The scene played out and Jake and Grace didn't get the Omaticaya people to move out of the tree, the tree is basically blown down and some blue peeps gets killed however the main characters stay alive.
To me, the whole scene was sad, very sad. Some people love this movie and some people don't. Some people I talked to have cried when home tree was taken down. The music, the camera angles and what they showed you, the effect this had on the blue people: their emotions, what they were doing, what they were saying, what their body language told us, the military people: and what they were doing, what they were saying, how they carried out their master plan...the film itself is constantly being told from Jake's point of view, we're reminded every other scene that this is his story...that should have been told by his brother instead of him. The music and the people is what makes this scene so tragic, it's sad! It makes you feel sorry for the Omaticaya people and see the military as a bad force (in a bigger sense the U.S.)...

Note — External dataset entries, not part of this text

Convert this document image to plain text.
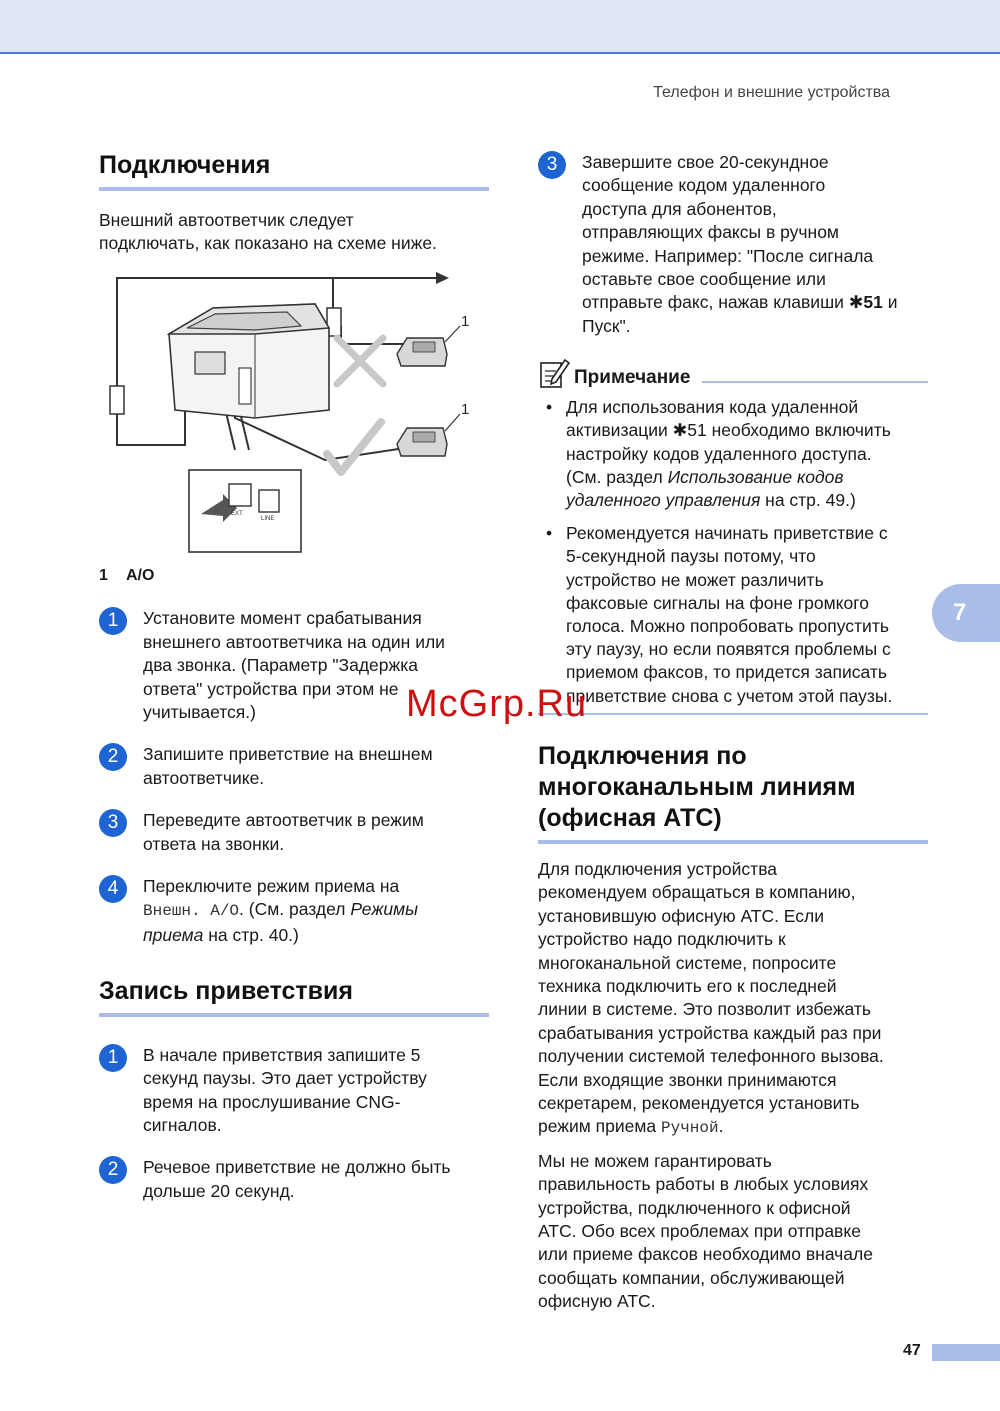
Телефон и внешние устройства
Подключения

Внешний автоответчик следует
подключать, как показано на схеме ниже.

1 A/O
1	Установите момент срабатывания
внешнего автоответчика на один или
два звонка. (Параметр "Задержка
ответа" устройства при этом не
учитывается.)
2	Запишите приветствие на внешнем
автоответчике.
3	Переведите автоответчик в режим
ответа на звонки.
4	Переключите режим приема на
Внешн. А/О. (См. раздел Режимы
приема на стр. 40.)
Запись приветствия
1	В начале приветствия запишите 5
секунд паузы. Это дает устройству
время на прослушивание CNG-
сигналов.
2	Речевое приветствие не должно быть
дольше 20 секунд.
1
1
EXT.
LINE
3	Завершите свое 20-секундное
сообщение кодом удаленного
доступа для абонентов,
отправляющих факсы в ручном
режиме. Например: "После сигнала
оставьте свое сообщение или
отправьте факс, нажав клавиши ✱51 и
Пуск".
Примечание
• Для использования кода удаленной
активизации ✱51 необходимо включить
настройку кодов удаленного доступа.
(См. раздел Использование кодов
удаленного управления на стр. 49.)
• Рекомендуется начинать приветствие с
5-секундной паузы потому, что
устройство не может различить
факсовые сигналы на фоне громкого
голоса. Можно попробовать пропустить
эту паузу, но если появятся проблемы с
приемом факсов, то придется записать
приветствие снова с учетом этой паузы.
Подключения по
многоканальным линиям
(офисная АТС)

Для подключения устройства
рекомендуем обращаться в компанию,
установившую офисную АТС. Если
устройство надо подключить к
многоканальной системе, попросите
техника подключить его к последней
линии в системе. Это позволит избежать
срабатывания устройства каждый раз при
получении системой телефонного вызова.
Если входящие звонки принимаются
секретарем, рекомендуется установить
режим приема Ручной.

Мы не можем гарантировать
правильность работы в любых условиях
устройства, подключенного к офисной
АТС. Обо всех проблемах при отправке
или приеме факсов необходимо вначале
сообщать компании, обслуживающей
офисную АТС.

7
McGrp.Ru
47
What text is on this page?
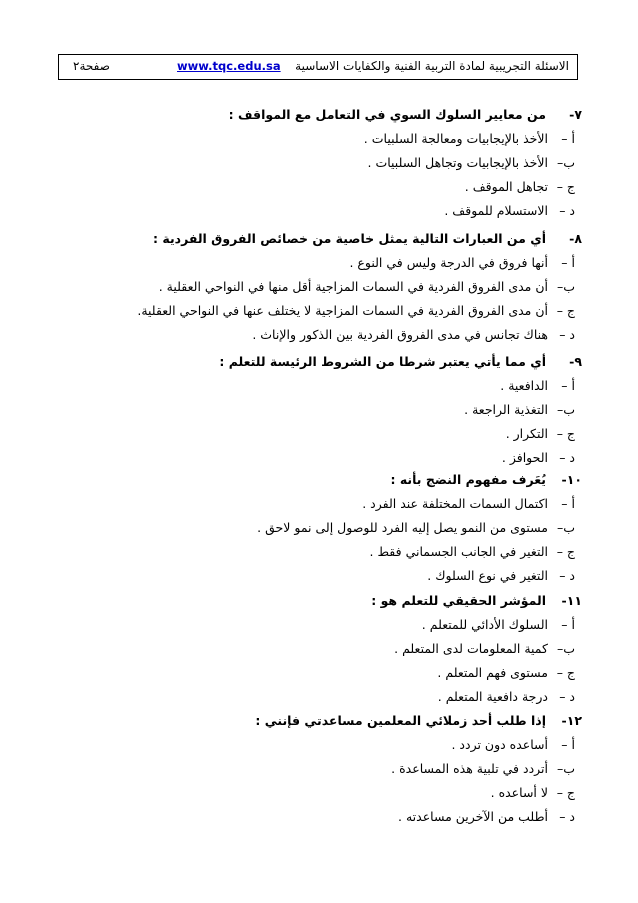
الاسئلة التجريبية لمادة التربية الفنية والكفايات الاساسية
www.tqc.edu.sa
صفحة٢
٧-
من معايير السلوك السوي في التعامل مع المواقف :
أ –
الأخذ بالإيجابيات ومعالجة السلبيات .
ب–
الأخذ بالإيجابيات وتجاهل السلبيات .
ج –
تجاهل الموقف .
د –
الاستسلام للموقف .
٨-
أي من العبارات التالية يمثل خاصية من خصائص الفروق الفردية :
أ –
أنها فروق في الدرجة وليس في النوع .
ب–
أن مدى الفروق الفردية في السمات المزاجية أقل منها في النواحي العقلية .
ج –
أن مدى الفروق الفردية في السمات المزاجية لا يختلف عنها في النواحي العقلية.
د –
هناك تجانس في مدى الفروق الفردية بين الذكور والإناث .
٩-
أي مما يأتي يعتبر شرطا من الشروط الرئيسة للتعلم :
أ –
الدافعية .
ب–
التغذية الراجعة .
ج –
التكرار .
د –
الحوافز .
١٠-
يُعَرف مفهوم النضج بأنه :
أ –
اكتمال السمات المختلفة عند الفرد .
ب–
مستوى من النمو يصل إليه الفرد للوصول إلى نمو لاحق .
ج –
التغير في الجانب الجسماني فقط .
د –
التغير في نوع السلوك .
١١-
المؤشر الحقيقي للتعلم هو :
أ –
السلوك الأدائي للمتعلم .
ب–
كمية المعلومات لدى المتعلم .
ج –
مستوى فهم المتعلم .
د –
درجة دافعية المتعلم .
١٢-
إذا طلب أحد زملائي المعلمين مساعدتي فإنني :
أ –
أساعده دون تردد .
ب–
أتردد في تلبية هذه المساعدة .
ج –
لا أساعده .
د –
أطلب من الآخرين مساعدته .
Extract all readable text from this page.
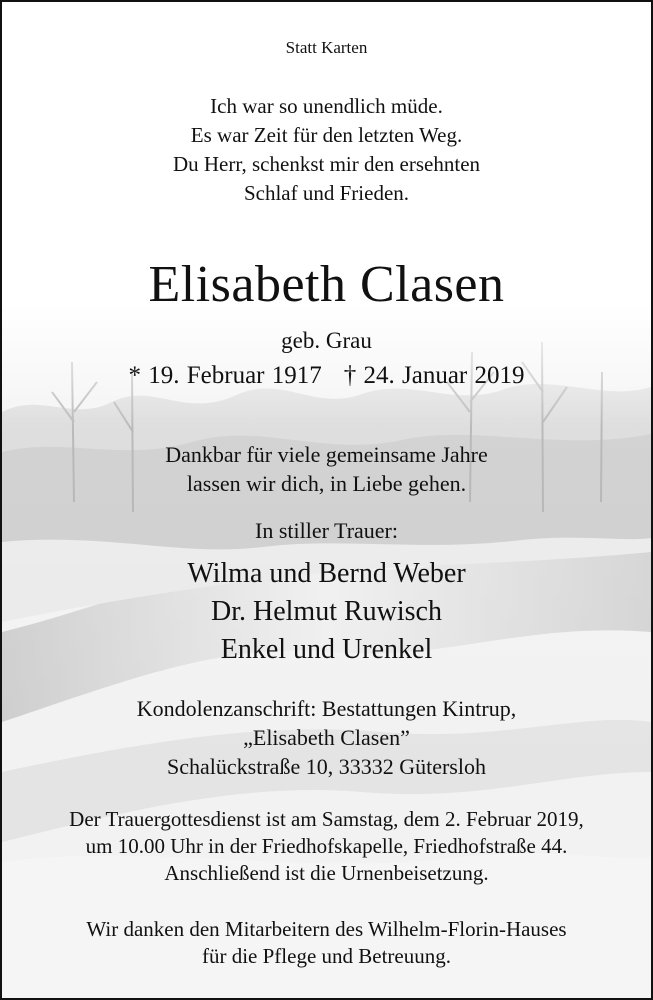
Statt Karten
Ich war so unendlich müde.
Es war Zeit für den letzten Weg.
Du Herr, schenkst mir den ersehnten
Schlaf und Frieden.
Elisabeth Clasen
geb. Grau
* 19. Februar 1917 † 24. Januar 2019
Dankbar für viele gemeinsame Jahre
lassen wir dich, in Liebe gehen.
In stiller Trauer:
Wilma und Bernd Weber
Dr. Helmut Ruwisch
Enkel und Urenkel
Kondolenzanschrift: Bestattungen Kintrup,
„Elisabeth Clasen”
Schalückstraße 10, 33332 Gütersloh
Der Trauergottesdienst ist am Samstag, dem 2. Februar 2019,
um 10.00 Uhr in der Friedhofskapelle, Friedhofstraße 44.
Anschließend ist die Urnenbeisetzung.
Wir danken den Mitarbeitern des Wilhelm-Florin-Hauses
für die Pflege und Betreuung.
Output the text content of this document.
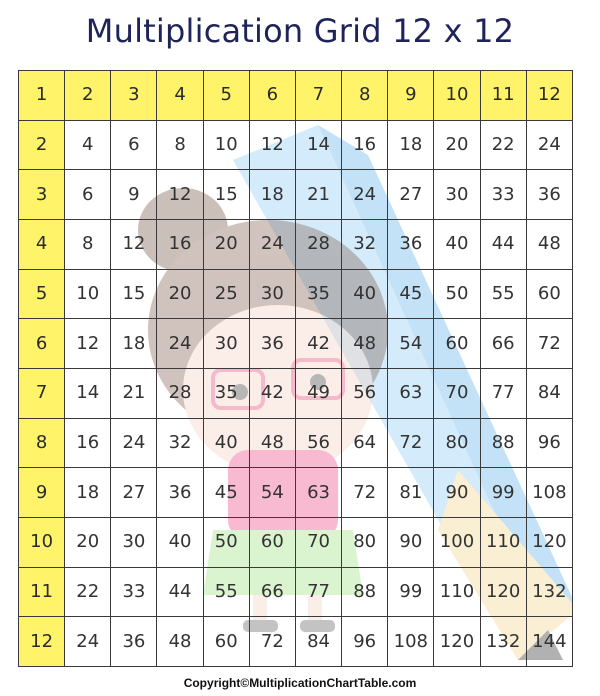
Multiplication Grid 12 x 12
1	2	3	4	5	6	7	8	9	10	11	12
2	4	6	8	10	12	14	16	18	20	22	24
3	6	9	12	15	18	21	24	27	30	33	36
4	8	12	16	20	24	28	32	36	40	44	48
5	10	15	20	25	30	35	40	45	50	55	60
6	12	18	24	30	36	42	48	54	60	66	72
7	14	21	28	35	42	49	56	63	70	77	84
8	16	24	32	40	48	56	64	72	80	88	96
9	18	27	36	45	54	63	72	81	90	99	108
10	20	30	40	50	60	70	80	90	100	110	120
11	22	33	44	55	66	77	88	99	110	120	132
12	24	36	48	60	72	84	96	108	120	132	144
Copyright©MultiplicationChartTable.com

It positions you to take the side of the Omaticaya people versus taking the military side and supporting them. You see the damage that it's done to the inferior population, by destroying their home they take power away from the people, take away their livelihood, their hope, their everything basically. Whilst the military feels justified in their actions that they feel nothing, there's a time when yes it seems like they realize they just did a bad thing, especially Trudy, the female helicopter pilot who refused to participate in taking down home tree. The signifiers is the tree, it acts as an object, a living object that all Omaticaya people connect with, so it's like their foundation to their lives and acts like their 'legs' to support them. The signifieds is all in this paragraph, I just didn't use the actual key word in explaining what it means. The effects of the tree coming down is horrific...
The message that I think the 'Assault on Home Tree' is that too often these things are happening in the world and have happened throughout world history that too often goes unnoticed. I believe that this movie isn't just about African tribes going through this present day but also about native americans and the history behind the founding of this country. This scene speaks to all people who have been inferior (not just in the U.S. but peoples around the world). I mean the tree can represent all the people who have fallen into inferiority that have been 'cut down' and are powerless now. The stories of inferior populations are not told enough for people to notice. But now that we see the 1st and 2nd person points of view we see what this does to people. However everyone doesn't ever recover from this, there aren't heroes like Jake who save the people from total destruction.
The fantasy part of this whole movie tells us that this can't possibly ever happen but in movies. Yes we get to take a break from reality but are we really? Or are we simply watching a story from history that hasn't ever been told before?
Powerful reading. The destruction of home tree was always the one part in the movie that really moved me... Seeing the emotions of the pain that the blue people go through and the powerful visual of the destruction and the inhumanity of it all. It's so painful that we (humans) could be so heartless... Even to our own kind. It makes me disgusted with myself that my history was involved in doing such distruction like the collapse of home tree to Native Americans, Africans and other inferior populations. it's a painful powerful message that they gave us visually. These creatures are people... Not some blue aliens.
ReplyDeleteWe are the aliens here on Pandora.